The meaning behind a tattoo is so important, and apart from the embarrassment factor as well as the longevity of a tattoo if you discover it means something totally unsuitable; it should be something which is important to you because it will be with you for the rest of your life, or at least removed with huge expense and potentially bad scarring - it must be important for you, in order for you to truly love your tattoo.
Five things to consider before getting a Japanese Tattoo are:
- What does the one you have chosen actually mean?
- As with any foreign language, you need to research your topic carefully
- Ensure your tattooist knows his/her subject and understands what you want
- Find a good tattooist - use the internet, tattoo magazines and other media to find a good one
- Ensure your tattooist uses FDA regulated equipment, and sets the needle up in front of you
Dragons are the most highly regarded of the Japanese tattoos by people who aren't Japanese. Dragons are regarded as a bringer of luck, and are regularly depicted climbing down from clouds, or in a sky scene. The Japanese respect Dragons almost to a degree of reverence, and there is no Japanese lore which depicts them fighting or conquering them. You're safe with a dragon!
Koi is another favorite and represents the struggle for success. Common Koi tattoos frequently show the Koi swimming upstream or jumping up a waterfall as a show of male strength and power, so a woman sporting a Koi tattoo might not be the best choice because the Koi is meant as a predominantly phallic character.

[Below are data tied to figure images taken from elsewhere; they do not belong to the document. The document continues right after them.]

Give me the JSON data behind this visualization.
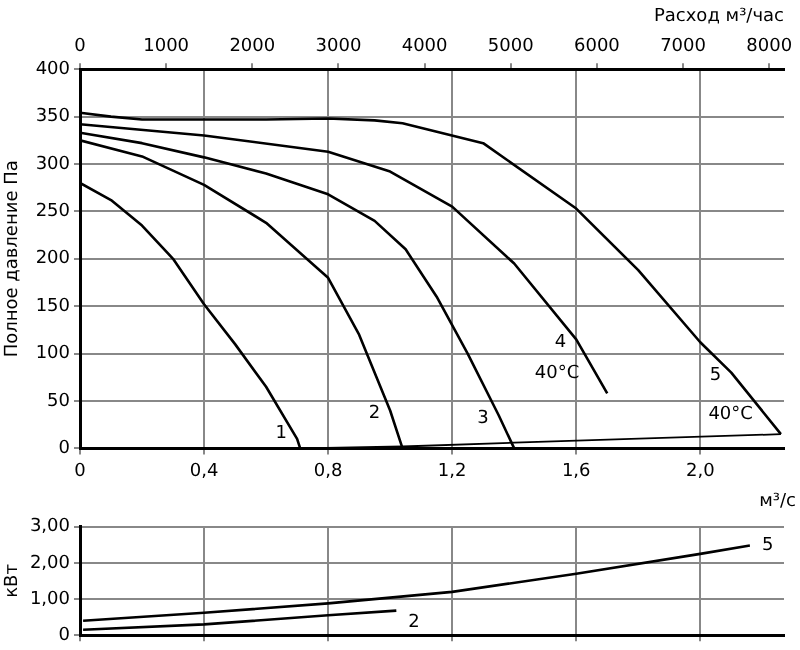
{
  "chart_data": [
    {
      "type": "line",
      "xlabel": "м³/с",
      "ylabel": "Полное давление Па",
      "x2label": "Расход м³/час",
      "xlim": [
        0,
        2.27
      ],
      "xticks": [
        0,
        {
          "value": 0.4,
          "label": "0,4"
        },
        {
          "value": 0.8,
          "label": "0,8"
        },
        {
          "value": 1.2,
          "label": "1,2"
        },
        {
          "value": 1.6,
          "label": "1,6"
        },
        {
          "value": 2.0,
          "label": "2,0"
        }
      ],
      "x2lim": [
        0,
        8172
      ],
      "x2ticks": [
        0,
        1000,
        2000,
        3000,
        4000,
        5000,
        6000,
        7000,
        8000
      ],
      "ylim": [
        0,
        400
      ],
      "yticks": [
        0,
        50,
        100,
        150,
        200,
        250,
        300,
        350,
        400
      ],
      "grid": true,
      "legend": false,
      "marker": "none",
      "line_style": "solid",
      "annotations": [
        {
          "text": "40°C",
          "x": 1.7,
          "y": 58
        },
        {
          "text": "40°C",
          "x": 2.26,
          "y": 15
        }
      ],
      "series": [
        {
          "name": "1",
          "color": "#000000",
          "x": [
            0,
            0.1,
            0.2,
            0.3,
            0.4,
            0.5,
            0.6,
            0.7,
            0.71
          ],
          "values": [
            280,
            262,
            235,
            200,
            152,
            110,
            65,
            10,
            0
          ]
        },
        {
          "name": "2",
          "color": "#000000",
          "x": [
            0,
            0.2,
            0.4,
            0.6,
            0.8,
            0.9,
            1.0,
            1.04
          ],
          "values": [
            325,
            308,
            278,
            238,
            180,
            120,
            40,
            0
          ]
        },
        {
          "name": "3",
          "color": "#000000",
          "x": [
            0,
            0.2,
            0.4,
            0.6,
            0.8,
            0.95,
            1.05,
            1.15,
            1.25,
            1.35,
            1.4
          ],
          "values": [
            333,
            322,
            307,
            290,
            268,
            240,
            210,
            160,
            100,
            35,
            0
          ]
        },
        {
          "name": "4",
          "color": "#000000",
          "x": [
            0,
            0.4,
            0.8,
            1.0,
            1.2,
            1.4,
            1.6,
            1.7
          ],
          "values": [
            342,
            330,
            313,
            292,
            255,
            195,
            115,
            58
          ]
        },
        {
          "name": "5",
          "color": "#000000",
          "x": [
            0,
            0.1,
            0.2,
            0.6,
            0.8,
            0.95,
            1.04,
            1.3,
            1.6,
            1.8,
            2.0,
            2.1,
            2.26
          ],
          "values": [
            354,
            350,
            347,
            347,
            348,
            346,
            343,
            322,
            253,
            188,
            112,
            80,
            15
          ]
        },
        {
          "color": "#000000",
          "x": [
            0.71,
            1.04,
            1.4,
            2.26
          ],
          "values": [
            0,
            2,
            6,
            15
          ]
        }
      ]
    },
    {
      "type": "line",
      "ylabel": "кВт",
      "tick_labels": "y",
      "xlim": [
        0,
        2.27
      ],
      "xticks": [
        {
          "value": 0,
          "label": null
        },
        {
          "value": 0.4,
          "label": null
        },
        {
          "value": 0.8,
          "label": null
        },
        {
          "value": 1.2,
          "label": null
        },
        {
          "value": 1.6,
          "label": null
        },
        {
          "value": 2.0,
          "label": null
        }
      ],
      "ylim": [
        0,
        3
      ],
      "yticks": [
        0,
        {
          "value": 1,
          "label": "1,00"
        },
        {
          "value": 2,
          "label": "2,00"
        },
        {
          "value": 3,
          "label": "3,00"
        }
      ],
      "grid": true,
      "legend": false,
      "marker": "none",
      "line_style": "solid",
      "series": [
        {
          "name": "2",
          "color": "#000000",
          "x": [
            0.01,
            0.4,
            0.8,
            1.02
          ],
          "values": [
            0.15,
            0.3,
            0.55,
            0.68
          ]
        },
        {
          "name": "5",
          "color": "#000000",
          "x": [
            0.01,
            0.4,
            0.8,
            1.2,
            1.6,
            2.0,
            2.16
          ],
          "values": [
            0.4,
            0.62,
            0.88,
            1.2,
            1.7,
            2.25,
            2.48
          ]
        }
      ]
    }
  ]
}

Tamatori Hime represents a woman who stole the King of the Underworld's most prized possession. The King of the Underworld was a huge dragon, and in her hurry to escape, the pearl which was the Kings possession ultimately caused her demise. That story symbolizes greed, and shows belief in the fact that greed never wins. There are so many different paths, patterns and stories that it is hard to differentiate sometimes between what constitutes a good story or moral and something which is totally unsuitable because of either who you are, or your own beliefs.
It always pays to investigate your topic thoroughly, particularly when considering a symbol of another religion. You never know what you're getting if you don't and there are some particularly unscrupulous people who either know and don't mention the true meaning of a tattoo, or have absolutely no idea themselves.